Skip to content

Latest commit

 

History

History
156 lines (120 loc) · 5.45 KB

File metadata and controls

156 lines (120 loc) · 5.45 KB

Communique: Inline Attachment Metadata in Recording API Responses

From: Basecamp CLI team To: BC3 Rails development Re: Surfacing <bc-attachment> metadata as structured data in API responses Context: CLI PR #326 — basecamp attachments download


The problem

The CLI needs to let agents and humans download inline file attachments (images, PDFs, etc.) embedded in messages, todos, cards, and documents. Today the only way to discover these attachments is to parse the HTML body and regex out <bc-attachment> elements:

<bc-attachment sgid="BAh7CEk"
  content-type="application/pdf"
  href="https://storage.3.basecamp.com/123/blobs/abc/download/report.pdf"
  filename="report.pdf"
  filesize="12345">
</bc-attachment>

This works, but it's fragile client-side work that every API consumer has to replicate independently — and it depends on Trix/Basecamp internal HTML conventions that aren't part of the documented API contract.

What we're doing now (client-side)

The CLI's richtext.ExtractAttachments(html) function:

  1. Regex-scans for <bc-attachment ...> opening tags
  2. Skips mentions (content-type="application/vnd.basecamp.mention")
  3. Skips tags without href (not downloadable)
  4. Extracts href, filename, filesize, content-type, sgid

This produces an []InlineAttachment array that the CLI surfaces as an inline_attachments field in show command responses and uses as the download manifest for basecamp attachments download.

Pain points

Content field ambiguity. The rich-text body lives in different fields depending on recording type:

Type Plain-text field Rich HTML field
Todo content description
Message subject content
Card content
Document title content

The CLI has to sniff both content and description, check which one contains HTML, and pick the right one. This is the kind of thing that breaks silently.

Storage URL opacity. The href values in <bc-attachment> tags are storage URLs (https://storage.3.basecamp.com/...). The SDK rewrites these through the API host for auth, then follows a redirect to a signed S3 URL. This two-hop dance works, but the URLs aren't guaranteed stable — they're an implementation detail of how Trix stores blob references.

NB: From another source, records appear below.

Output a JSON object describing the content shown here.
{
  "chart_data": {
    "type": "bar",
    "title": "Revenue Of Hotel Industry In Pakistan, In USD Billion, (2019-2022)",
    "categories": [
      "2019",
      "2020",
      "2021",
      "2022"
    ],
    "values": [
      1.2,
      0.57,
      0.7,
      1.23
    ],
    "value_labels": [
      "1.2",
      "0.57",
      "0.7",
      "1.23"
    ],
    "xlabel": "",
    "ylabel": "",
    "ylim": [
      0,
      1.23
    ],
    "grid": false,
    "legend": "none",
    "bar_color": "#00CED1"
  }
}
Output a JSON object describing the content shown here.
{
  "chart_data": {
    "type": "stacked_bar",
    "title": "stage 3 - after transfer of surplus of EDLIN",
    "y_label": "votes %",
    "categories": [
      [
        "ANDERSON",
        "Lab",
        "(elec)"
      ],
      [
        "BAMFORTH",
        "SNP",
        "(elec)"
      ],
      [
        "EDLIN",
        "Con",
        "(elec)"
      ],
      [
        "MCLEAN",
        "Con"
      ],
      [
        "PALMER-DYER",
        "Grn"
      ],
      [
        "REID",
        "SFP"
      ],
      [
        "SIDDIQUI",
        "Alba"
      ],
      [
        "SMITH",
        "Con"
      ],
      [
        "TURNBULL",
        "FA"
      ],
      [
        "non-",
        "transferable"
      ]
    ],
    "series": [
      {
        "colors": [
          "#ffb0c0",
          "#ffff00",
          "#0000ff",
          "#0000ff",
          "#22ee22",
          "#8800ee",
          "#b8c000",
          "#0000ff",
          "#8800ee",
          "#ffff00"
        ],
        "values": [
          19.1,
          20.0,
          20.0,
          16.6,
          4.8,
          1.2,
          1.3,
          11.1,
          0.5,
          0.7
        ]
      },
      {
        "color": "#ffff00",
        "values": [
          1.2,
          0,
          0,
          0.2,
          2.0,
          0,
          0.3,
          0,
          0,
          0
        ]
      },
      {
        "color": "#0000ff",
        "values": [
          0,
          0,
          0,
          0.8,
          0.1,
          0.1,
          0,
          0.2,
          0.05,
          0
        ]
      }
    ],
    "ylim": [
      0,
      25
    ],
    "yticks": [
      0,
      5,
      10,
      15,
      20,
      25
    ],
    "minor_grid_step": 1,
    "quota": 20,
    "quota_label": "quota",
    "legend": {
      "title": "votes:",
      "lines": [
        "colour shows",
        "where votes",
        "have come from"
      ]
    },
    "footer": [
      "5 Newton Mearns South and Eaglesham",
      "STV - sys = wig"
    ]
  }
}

No discoverability. An API consumer can't tell whether a recording has inline attachments without fetching and parsing the full HTML body. For agents that want to decide whether to download images for multimodal analysis, this is a wasted round-trip.

Proposed API enhancement

Add an inline_attachments array to recording responses that contain rich text. Return it alongside the existing content/description fields.

{
  "id": 789,
  "type": "Message",
  "subject": "Q4 Report",
  "content": "<p>See attached: <bc-attachment ...>report.pdf</bc-attachment></p>",
  "inline_attachments": [
    {
      "sgid": "BAh7CEk",
      "filename": "report.pdf",
      "content_type": "application/pdf",
      "byte_size": 12345,
      "download_url": "https://3.basecampapi.com/123/blobs/abc/download/report.pdf"
    }
  ]
}

Fields:

  • sgid — the signed global ID (already in the HTML, used for ActionText references)
  • filename — original upload filename
  • content_type — MIME type
  • byte_size — integer, not string (the HTML filesize attribute is a string today)
  • download_url — a stable API-routable URL that the client can GET with auth headers, rather than a raw storage URL that requires rewriting. Ideally the same URL shape that Upload#download_url already returns.

Scope

Only file attachments. Mentions (application/vnd.basecamp.mention) are excluded. Tags without a downloadable blob reference are excluded.

Which recording types

Any type whose API response includes a rich-text HTML body:

  • Message (field: content)
  • Todo (field: description)
  • Kanban::Card (field: content)
  • Document (field: content)
  • Comment (field: content)
  • Question::Answer (field: content)

The field would appear only when attachments are present (empty array or omitted when none).

What this unblocks

  • CLI: Drop the regex parser, use structured data, remove the content-vs-description sniffing
  • SDK: Add InlineAttachments field to recording structs
  • Agents: Discover attachments from list/show responses without parsing HTML — enables "does this message have images I should look at?" decisions
  • Third-party integrations: Any API consumer that wants to mirror or process attachments gets a stable contract instead of HTML scraping

Impact on existing behavior

Additive. The HTML body continues to contain <bc-attachment> elements as before. The new field is additional structured metadata derived from the same source. No breaking changes.

Migration path

If this ships, the CLI can:

  1. Check for inline_attachments in the API response
  2. Fall back to richtext.ExtractAttachments(html) when absent (older API versions, or types not yet covered)
  3. Eventually remove the regex path once the API field is universal

Question for BC3: Is this something that could be derived at the serializer level (walking the ActionText body's <bc-attachment> nodes and emitting structured metadata), or does it need deeper plumbing through the blob/attachment infrastructure?